More than 440 children (49 percent boys) from five primary schools and two secondary schools in England were asked to answer questionnaires by researchers. The questionnaires contained questions pertaining to the time from when they have been using networking sites, the frequency of their use to contact their friends, etc.

The researchers assessed the feelings of belongingness among children with responses to statements such as "I feel the rest of my friendship group accept me" on a five-point scale ranging from "not at all true" to "really true".

The analysis of the answers given by the children showed that the feeling of belongingness was stronger among older boys who used networking sites compared to those others who didn't.

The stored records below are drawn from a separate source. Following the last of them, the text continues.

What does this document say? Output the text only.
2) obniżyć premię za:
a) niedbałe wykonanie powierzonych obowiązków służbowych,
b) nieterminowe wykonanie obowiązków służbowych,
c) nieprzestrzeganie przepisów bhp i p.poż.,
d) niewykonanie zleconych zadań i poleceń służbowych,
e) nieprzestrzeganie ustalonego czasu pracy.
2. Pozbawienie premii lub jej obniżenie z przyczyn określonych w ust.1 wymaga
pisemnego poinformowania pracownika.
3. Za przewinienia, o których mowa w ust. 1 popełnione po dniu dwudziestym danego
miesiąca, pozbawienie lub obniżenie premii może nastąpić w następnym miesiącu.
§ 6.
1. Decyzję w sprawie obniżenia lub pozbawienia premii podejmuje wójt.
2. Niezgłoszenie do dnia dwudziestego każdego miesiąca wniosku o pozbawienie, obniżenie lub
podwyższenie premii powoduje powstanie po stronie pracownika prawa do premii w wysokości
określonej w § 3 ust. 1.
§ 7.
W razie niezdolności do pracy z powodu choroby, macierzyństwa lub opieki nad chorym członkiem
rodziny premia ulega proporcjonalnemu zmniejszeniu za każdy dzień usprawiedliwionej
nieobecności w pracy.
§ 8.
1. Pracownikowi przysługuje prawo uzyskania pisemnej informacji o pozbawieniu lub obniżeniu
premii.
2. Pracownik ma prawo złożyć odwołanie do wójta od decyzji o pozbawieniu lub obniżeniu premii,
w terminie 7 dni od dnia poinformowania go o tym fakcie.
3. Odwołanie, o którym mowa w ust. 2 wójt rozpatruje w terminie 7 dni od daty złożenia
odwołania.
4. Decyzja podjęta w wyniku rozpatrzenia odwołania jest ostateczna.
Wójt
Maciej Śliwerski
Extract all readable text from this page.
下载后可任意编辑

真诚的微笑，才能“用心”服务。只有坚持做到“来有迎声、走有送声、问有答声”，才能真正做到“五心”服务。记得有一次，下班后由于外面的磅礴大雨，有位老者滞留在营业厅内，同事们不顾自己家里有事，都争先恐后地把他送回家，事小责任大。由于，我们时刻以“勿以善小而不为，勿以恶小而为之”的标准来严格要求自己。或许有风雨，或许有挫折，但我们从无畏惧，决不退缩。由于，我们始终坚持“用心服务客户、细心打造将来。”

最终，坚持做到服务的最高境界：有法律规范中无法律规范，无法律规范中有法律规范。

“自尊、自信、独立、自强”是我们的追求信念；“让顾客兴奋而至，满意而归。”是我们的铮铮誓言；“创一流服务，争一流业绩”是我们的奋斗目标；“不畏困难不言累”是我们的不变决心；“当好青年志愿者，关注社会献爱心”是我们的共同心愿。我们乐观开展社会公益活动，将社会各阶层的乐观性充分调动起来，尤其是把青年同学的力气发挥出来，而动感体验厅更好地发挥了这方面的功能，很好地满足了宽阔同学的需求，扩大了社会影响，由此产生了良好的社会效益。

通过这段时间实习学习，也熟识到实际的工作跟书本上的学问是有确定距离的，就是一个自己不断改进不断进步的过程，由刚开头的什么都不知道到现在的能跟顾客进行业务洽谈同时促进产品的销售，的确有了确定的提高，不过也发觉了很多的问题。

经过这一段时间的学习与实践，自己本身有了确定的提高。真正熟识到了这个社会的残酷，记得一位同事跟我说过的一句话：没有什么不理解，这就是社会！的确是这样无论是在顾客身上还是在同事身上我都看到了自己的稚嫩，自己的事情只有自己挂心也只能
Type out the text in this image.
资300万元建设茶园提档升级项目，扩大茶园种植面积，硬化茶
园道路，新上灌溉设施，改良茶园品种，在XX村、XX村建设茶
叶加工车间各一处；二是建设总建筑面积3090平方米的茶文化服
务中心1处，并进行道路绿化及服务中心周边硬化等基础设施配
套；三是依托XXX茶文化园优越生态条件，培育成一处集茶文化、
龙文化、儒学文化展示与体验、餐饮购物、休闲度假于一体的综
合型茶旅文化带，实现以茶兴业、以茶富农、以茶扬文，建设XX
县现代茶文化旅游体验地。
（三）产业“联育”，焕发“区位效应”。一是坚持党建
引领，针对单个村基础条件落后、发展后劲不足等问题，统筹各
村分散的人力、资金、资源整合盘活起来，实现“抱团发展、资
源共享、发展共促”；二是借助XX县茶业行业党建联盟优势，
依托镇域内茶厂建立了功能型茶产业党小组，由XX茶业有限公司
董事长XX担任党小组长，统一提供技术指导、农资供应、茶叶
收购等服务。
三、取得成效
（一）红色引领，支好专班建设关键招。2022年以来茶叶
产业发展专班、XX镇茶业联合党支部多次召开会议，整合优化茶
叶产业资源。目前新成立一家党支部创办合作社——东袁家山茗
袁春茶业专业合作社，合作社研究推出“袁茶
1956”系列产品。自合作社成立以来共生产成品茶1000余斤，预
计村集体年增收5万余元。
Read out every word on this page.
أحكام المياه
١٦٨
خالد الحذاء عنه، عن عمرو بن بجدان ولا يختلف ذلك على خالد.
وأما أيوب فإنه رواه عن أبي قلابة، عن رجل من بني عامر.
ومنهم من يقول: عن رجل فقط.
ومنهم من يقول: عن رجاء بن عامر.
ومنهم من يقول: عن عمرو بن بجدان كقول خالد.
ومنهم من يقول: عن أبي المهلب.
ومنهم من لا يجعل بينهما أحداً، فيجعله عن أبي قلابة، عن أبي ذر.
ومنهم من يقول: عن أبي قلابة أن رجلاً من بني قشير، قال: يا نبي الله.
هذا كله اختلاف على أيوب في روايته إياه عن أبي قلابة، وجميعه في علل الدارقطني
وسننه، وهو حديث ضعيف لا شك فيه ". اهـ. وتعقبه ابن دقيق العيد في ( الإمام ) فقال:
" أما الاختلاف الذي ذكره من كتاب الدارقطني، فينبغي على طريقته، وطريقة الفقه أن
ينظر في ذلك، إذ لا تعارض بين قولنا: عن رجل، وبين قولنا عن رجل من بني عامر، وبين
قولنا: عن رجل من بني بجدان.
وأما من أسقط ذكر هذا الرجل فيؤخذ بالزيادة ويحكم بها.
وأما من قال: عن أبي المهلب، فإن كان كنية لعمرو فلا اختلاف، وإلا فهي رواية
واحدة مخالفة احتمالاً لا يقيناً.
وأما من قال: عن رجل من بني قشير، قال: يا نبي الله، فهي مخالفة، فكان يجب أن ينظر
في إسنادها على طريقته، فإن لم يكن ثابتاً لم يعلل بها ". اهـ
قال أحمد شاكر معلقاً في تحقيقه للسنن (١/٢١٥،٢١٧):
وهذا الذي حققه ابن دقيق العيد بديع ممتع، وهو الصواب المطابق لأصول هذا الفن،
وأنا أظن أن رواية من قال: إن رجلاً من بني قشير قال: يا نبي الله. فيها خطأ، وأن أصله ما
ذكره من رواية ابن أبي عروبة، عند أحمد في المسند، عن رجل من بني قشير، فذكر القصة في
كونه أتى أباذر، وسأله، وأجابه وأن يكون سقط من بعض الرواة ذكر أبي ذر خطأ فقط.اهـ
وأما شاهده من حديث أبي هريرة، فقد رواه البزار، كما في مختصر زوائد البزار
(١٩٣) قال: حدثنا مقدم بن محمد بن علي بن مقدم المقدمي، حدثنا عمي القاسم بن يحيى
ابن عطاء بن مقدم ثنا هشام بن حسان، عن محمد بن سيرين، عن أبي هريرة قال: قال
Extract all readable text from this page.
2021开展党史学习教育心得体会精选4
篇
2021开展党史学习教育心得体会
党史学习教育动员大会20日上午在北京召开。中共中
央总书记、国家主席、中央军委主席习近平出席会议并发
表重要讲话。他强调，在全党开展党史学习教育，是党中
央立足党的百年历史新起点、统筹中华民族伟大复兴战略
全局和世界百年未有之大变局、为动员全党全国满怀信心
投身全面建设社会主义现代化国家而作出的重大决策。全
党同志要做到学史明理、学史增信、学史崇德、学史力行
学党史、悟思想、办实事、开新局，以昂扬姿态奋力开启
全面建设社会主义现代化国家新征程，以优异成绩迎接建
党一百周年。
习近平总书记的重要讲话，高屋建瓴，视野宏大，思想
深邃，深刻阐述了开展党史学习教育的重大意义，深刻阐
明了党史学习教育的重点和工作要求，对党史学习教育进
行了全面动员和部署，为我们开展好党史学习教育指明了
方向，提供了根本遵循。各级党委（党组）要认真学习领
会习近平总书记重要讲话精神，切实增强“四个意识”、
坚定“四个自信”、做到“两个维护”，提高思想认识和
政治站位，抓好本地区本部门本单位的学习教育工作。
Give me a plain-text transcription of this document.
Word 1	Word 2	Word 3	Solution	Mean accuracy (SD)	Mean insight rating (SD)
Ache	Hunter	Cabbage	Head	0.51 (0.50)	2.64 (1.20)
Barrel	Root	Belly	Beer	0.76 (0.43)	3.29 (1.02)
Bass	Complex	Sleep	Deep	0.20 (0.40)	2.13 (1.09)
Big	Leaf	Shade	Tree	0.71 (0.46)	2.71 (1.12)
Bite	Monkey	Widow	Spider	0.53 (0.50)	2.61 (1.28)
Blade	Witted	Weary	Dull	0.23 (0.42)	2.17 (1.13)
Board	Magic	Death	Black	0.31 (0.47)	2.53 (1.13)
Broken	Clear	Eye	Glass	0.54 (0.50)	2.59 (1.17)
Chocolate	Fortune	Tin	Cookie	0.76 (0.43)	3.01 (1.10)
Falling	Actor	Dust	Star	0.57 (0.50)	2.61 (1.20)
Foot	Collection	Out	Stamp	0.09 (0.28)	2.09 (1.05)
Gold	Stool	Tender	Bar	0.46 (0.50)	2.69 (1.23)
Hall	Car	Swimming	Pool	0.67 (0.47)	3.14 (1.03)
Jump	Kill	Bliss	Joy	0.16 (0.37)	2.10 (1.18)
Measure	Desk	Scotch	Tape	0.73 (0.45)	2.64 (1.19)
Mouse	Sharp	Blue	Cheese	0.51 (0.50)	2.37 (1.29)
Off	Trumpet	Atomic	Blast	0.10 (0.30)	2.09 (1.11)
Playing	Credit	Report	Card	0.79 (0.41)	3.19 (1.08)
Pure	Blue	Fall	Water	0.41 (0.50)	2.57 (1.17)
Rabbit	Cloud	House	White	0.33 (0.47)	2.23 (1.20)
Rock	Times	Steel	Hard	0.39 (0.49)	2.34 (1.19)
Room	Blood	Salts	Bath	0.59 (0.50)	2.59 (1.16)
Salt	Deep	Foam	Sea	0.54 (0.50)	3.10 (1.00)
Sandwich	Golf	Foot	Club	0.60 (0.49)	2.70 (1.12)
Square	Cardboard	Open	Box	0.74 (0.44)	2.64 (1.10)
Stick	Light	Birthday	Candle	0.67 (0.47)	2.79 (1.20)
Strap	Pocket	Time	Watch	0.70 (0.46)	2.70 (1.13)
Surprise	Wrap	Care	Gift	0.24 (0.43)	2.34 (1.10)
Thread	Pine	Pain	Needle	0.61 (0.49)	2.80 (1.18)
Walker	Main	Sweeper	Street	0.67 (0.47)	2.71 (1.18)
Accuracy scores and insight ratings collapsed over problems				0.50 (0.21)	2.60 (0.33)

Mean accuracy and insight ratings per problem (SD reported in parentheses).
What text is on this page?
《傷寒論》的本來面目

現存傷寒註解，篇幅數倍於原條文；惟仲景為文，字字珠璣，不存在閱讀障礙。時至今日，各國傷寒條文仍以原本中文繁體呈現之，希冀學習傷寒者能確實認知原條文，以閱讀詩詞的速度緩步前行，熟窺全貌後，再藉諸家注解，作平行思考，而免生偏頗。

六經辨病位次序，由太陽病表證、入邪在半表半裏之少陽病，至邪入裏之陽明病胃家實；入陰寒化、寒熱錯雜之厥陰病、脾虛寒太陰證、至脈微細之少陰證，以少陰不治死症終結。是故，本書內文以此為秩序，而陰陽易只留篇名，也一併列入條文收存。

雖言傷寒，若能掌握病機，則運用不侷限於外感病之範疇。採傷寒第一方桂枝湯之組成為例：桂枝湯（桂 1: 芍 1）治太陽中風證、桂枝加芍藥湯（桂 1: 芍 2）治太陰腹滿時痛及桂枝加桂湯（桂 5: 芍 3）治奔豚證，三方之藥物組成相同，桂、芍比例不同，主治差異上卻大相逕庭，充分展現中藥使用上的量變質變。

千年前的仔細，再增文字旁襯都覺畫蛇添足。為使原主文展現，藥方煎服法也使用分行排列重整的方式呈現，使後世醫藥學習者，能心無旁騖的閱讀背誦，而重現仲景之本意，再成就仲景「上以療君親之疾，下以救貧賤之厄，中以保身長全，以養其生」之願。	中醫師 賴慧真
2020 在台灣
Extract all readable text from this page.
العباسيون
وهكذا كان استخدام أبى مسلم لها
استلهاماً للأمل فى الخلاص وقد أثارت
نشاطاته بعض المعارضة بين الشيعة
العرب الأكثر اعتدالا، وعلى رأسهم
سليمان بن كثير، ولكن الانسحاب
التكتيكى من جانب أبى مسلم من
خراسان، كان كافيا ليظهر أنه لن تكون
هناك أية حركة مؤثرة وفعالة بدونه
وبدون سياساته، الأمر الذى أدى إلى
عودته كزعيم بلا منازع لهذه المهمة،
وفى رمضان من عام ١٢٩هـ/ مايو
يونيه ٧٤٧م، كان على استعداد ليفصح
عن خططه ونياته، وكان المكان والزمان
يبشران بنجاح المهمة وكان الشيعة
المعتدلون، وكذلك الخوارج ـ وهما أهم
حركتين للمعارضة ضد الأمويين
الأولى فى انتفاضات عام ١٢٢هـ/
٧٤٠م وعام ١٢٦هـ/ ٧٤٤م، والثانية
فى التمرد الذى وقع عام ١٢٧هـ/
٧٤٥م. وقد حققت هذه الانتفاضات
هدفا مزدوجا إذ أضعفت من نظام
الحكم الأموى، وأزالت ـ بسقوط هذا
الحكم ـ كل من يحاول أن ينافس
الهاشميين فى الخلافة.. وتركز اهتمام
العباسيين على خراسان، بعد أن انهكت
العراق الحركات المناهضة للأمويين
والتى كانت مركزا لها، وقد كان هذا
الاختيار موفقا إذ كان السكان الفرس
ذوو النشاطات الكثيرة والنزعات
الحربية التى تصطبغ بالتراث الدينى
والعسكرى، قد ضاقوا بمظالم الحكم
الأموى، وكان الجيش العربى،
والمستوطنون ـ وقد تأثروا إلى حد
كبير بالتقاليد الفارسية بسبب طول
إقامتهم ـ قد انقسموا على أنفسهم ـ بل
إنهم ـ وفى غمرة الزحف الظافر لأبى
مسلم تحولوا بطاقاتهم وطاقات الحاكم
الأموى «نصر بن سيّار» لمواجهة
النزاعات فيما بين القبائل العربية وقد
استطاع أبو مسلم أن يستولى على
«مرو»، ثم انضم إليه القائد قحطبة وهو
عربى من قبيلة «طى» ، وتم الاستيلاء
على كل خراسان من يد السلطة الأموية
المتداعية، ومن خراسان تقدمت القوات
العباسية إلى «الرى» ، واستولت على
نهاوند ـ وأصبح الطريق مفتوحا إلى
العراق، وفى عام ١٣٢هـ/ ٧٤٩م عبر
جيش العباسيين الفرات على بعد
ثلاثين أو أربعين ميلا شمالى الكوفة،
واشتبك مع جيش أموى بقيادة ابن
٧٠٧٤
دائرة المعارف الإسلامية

"Among nine to 13 year olds, boys' friendship groups are characterised by lower levels of self-disclosure, acceptance and closeness than those of girls. In the offline world, boys' self-disclosure increases at around age 13 to 14 years old, later than that of girls. Our research is consistent with the view that boys may value the online environment as a rehearsal space for self-disclosure skills and social networking sites might help those who are less socially mature, with evidence suggesting that those who are socially anxious prefer the online environment for communication," Quinn added.

The study was published online in the British Journal of Developmental Psychology.